Genossenschaften: Neubauinvestitionen hoch wie nie

Berlins Wohnungsgenossenschaften haben 2014 so viel in Neubau investiert wie nie zuvor. 2015 dürften die Investitionen sogar nochmal deutlich höher ausfallen. Das ergab eine Auswertung von Statistiken des BBU Verband Berlin-Brandenburgischer Wohnungsunternehmen (www.bbu.de). „Genossenschaften sind gut für Berlin“, so BBU-Vorstand Maren Kern. Mit ihren Investitionen sorgten sie für nachhaltigen und vor allem bezahlbaren Neubau.

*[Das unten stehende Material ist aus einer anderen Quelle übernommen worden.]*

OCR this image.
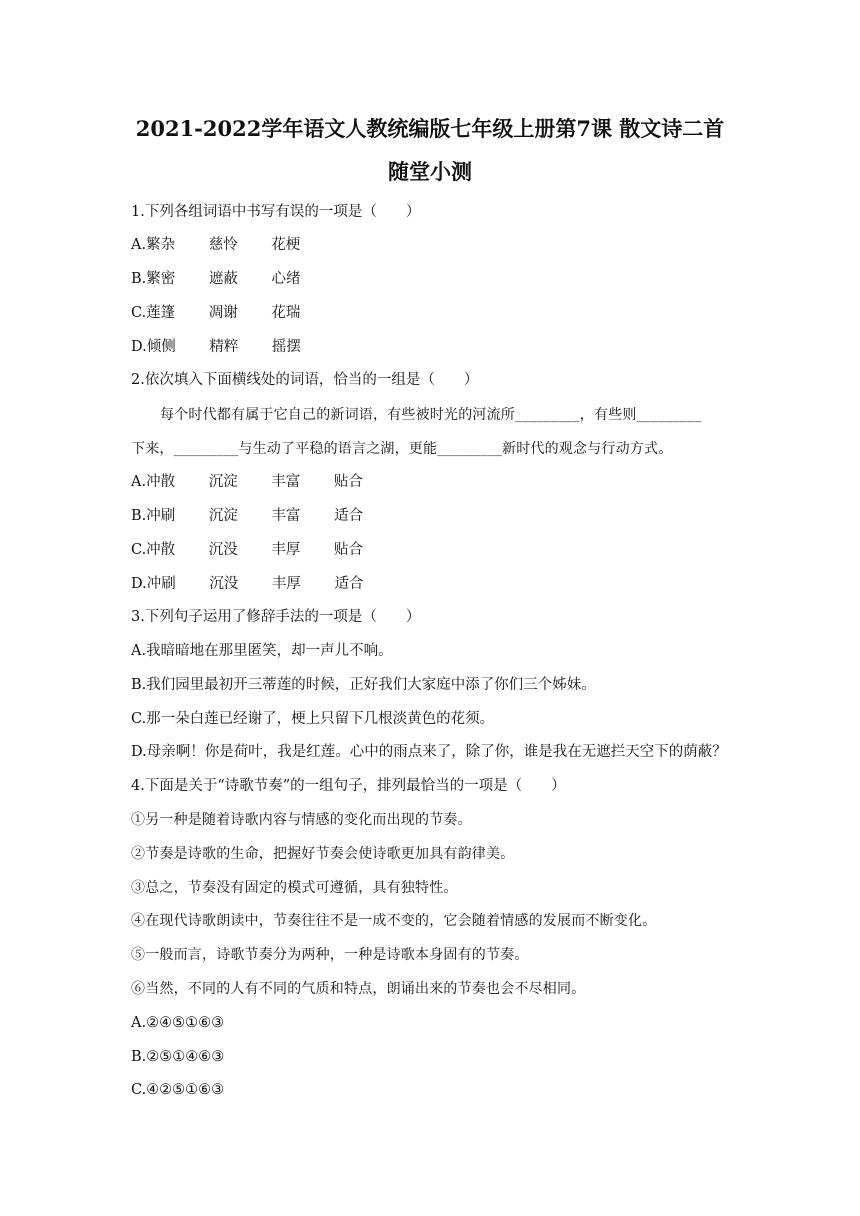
2021-2022学年语文人教统编版七年级上册第7课 散文诗二首
随堂小测
1.下列各组词语中书写有误的一项是（　　）
A.繁杂　　 慈怜　　 花梗
B.繁密　　 遮蔽　　 心绪
C.莲篷　　 凋谢　　 花瑞
D.倾侧　　 精粹　　 摇摆
2.依次填入下面横线处的词语，恰当的一组是（　　）
每个时代都有属于它自己的新词语，有些被时光的河流所_________，有些则_________
下来，_________与生动了平稳的语言之湖，更能_________新时代的观念与行动方式。
A.冲散　　 沉淀　　 丰富　　 贴合
B.冲刷　　 沉淀　　 丰富　　 适合
C.冲散　　 沉没　　 丰厚　　 贴合
D.冲刷　　 沉没　　 丰厚　　 适合
3.下列句子运用了修辞手法的一项是（　　）
A.我暗暗地在那里匿笑，却一声儿不响。
B.我们园里最初开三蒂莲的时候，正好我们大家庭中添了你们三个姊妹。
C.那一朵白莲已经谢了，梗上只留下几根淡黄色的花须。
D.母亲啊！你是荷叶，我是红莲。心中的雨点来了，除了你，谁是我在无遮拦天空下的荫蔽？
4.下面是关于“诗歌节奏”的一组句子，排列最恰当的一项是（　　）
①另一种是随着诗歌内容与情感的变化而出现的节奏。
②节奏是诗歌的生命，把握好节奏会使诗歌更加具有韵律美。
③总之，节奏没有固定的模式可遵循，具有独特性。
④在现代诗歌朗读中，节奏往往不是一成不变的，它会随着情感的发展而不断变化。
⑤一般而言，诗歌节奏分为两种，一种是诗歌本身固有的节奏。
⑥当然，不同的人有不同的气质和特点，朗诵出来的节奏也会不尽相同。
A.②④⑤①⑥③
B.②⑤①④⑥③
C.④②⑤①⑥③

Demnach haben die Berliner Wohnungsgenossenschaften 2014 insgesamt rund 426 Mio. € in
Neubau, Instandhaltung und Modernisierung investiert, rund 111 Mio. € davon allein in den
Neubau. Das war der höchste Stand seit Beginn der Erfassungen dieser Zahlen durch den BBU vor 25 Jahren. Für 2015 gehen die Genossenschaften sogar von einem Neubau-Investitionsvolumen von rund 184 Mio. € aus.

Bemerkenswert ist sowohl die Rekordhöhe, aber auch das Tempo des Wachstums der Neubauinvestitionen: In den fünf Jahren zwischen 2010 und 2015 kam es hier zu einer Versiebenfachung. 2014 wurden 636 neue Genossenschaftswohnungen fertig gestellt, bis 2016 sollen mindestens 1.362 weitere folgen. Allein 2014 wurde mit dem Bau von 996 neuen Wohnungen begonnen.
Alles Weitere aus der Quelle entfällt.